Wohnungs- oder Arbeitssuche, Ablauf des Asylverfahrens, Probleme mit dem Jobcenter: FlüchtlingshelferInnen seien mit Abläufen und auch Verhalten von BehördenmitarbeiterInnen konfrontiert, denen sie als Ansässige zuvor nicht ausgesetzt waren, sagt Andrea Petzenhammer vom Verein Encourage, der minderjährige und junge erwachsene Geflüchtete unterstützt. Man bekomme mit, welchen absurden Situationen und Anforderungen die Menschen dabei ausgesetzt seien: „Und dann lässt man sie damit nicht mehr gern allein.“

Zumal man „manchmal leider sehr deutlich“ merke, „wie Geflüchtete von der Verwaltung abgebügelt werden, wenn sie alleine kommen“, und wie anders das oft laufe, wenn Helfer sie begleiteten, ergänzt Lüder. Beide betreiben die Flüchtlingshilfe seit zwei Jahren, Petzenhammer (33) ehrenamtlich neben ihrem Job als PR-Beraterin, Lüder mittlerweile hauptberuflich.

Erfolgserlebnisse geben Kraft

Ist das nicht manchmal auch frustrierend? Nein, sagen die zwei: „Natürlich ist man mit Schicksalen konfrontiert, die man so in Deutschland und Europa nicht erlebt“, sagt Lüder. Dann brauche es „die nötige Dis­tanz“. Seine Aufgabe als Netzwerkbetreuer mache diese möglich.

Andrea Petzenhammer vermittelt und betreut auch Vormünder für minderjährige unbegleitete Geflüchtete.
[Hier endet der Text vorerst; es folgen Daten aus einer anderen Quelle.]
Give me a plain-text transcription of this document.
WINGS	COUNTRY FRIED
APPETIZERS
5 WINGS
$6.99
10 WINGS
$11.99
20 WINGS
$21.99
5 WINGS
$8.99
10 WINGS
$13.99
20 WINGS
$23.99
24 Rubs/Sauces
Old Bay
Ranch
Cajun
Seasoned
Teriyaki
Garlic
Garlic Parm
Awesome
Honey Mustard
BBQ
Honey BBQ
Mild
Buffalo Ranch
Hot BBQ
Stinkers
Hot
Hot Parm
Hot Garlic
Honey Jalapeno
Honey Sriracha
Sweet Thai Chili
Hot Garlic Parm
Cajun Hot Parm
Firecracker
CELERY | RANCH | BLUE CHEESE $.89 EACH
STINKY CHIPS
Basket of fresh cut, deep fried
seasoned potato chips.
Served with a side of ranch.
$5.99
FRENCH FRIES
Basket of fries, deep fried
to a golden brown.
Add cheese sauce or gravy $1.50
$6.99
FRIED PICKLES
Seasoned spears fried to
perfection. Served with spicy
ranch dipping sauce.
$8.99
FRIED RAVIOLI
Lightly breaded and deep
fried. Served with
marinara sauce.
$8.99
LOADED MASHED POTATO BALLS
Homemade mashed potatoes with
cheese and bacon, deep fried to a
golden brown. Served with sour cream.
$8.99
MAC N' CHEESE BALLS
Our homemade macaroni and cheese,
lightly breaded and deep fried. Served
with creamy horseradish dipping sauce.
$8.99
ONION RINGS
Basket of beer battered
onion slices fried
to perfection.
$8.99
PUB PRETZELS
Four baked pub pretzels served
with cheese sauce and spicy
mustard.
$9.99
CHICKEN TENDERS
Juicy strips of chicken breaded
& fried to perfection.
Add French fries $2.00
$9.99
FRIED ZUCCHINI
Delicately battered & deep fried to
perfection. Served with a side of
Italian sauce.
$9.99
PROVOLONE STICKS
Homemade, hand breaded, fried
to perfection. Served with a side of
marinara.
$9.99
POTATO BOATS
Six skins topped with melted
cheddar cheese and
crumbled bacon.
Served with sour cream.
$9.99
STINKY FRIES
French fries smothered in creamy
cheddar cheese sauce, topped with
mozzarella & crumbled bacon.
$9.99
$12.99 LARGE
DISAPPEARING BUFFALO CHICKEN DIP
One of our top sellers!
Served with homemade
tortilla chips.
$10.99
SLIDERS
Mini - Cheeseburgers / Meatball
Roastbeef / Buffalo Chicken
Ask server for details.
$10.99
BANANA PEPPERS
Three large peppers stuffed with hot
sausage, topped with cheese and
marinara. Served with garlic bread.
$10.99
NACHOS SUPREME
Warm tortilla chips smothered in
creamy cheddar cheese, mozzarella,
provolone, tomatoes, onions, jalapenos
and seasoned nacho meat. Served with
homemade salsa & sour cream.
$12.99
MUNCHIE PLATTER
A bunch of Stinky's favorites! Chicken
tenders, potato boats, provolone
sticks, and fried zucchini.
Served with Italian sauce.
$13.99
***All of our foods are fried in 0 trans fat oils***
Distanz ist da schwierig: „Das ist oft wie ein Eltern-Kind-Verhältnis, und natürlich ist da nicht immer alles Blümchen.“ Es seien die Erfolgserlebnisse, die ihr Kraft gäben, und die jungen Geflüchteten selbst, „die so dringend nach Entwicklungsmöglichkeiten, nach sozialem Anschluss und belastbaren Beziehungen“ suchten.

Von „Enttäuschungen“ sei sie dabei bisher verschont geblieben, unterstreicht Andrea Petzenhammer. Die erlebe sie an anderen Stellen: „Desillu­sionierend ist eher der Umgang mit Behörden und Verwaltungen.“

Dieser Text ist Teil eines Schwerpunktes in der Wochenendausgabe der taz.Berlin vom 12./13. August 2017.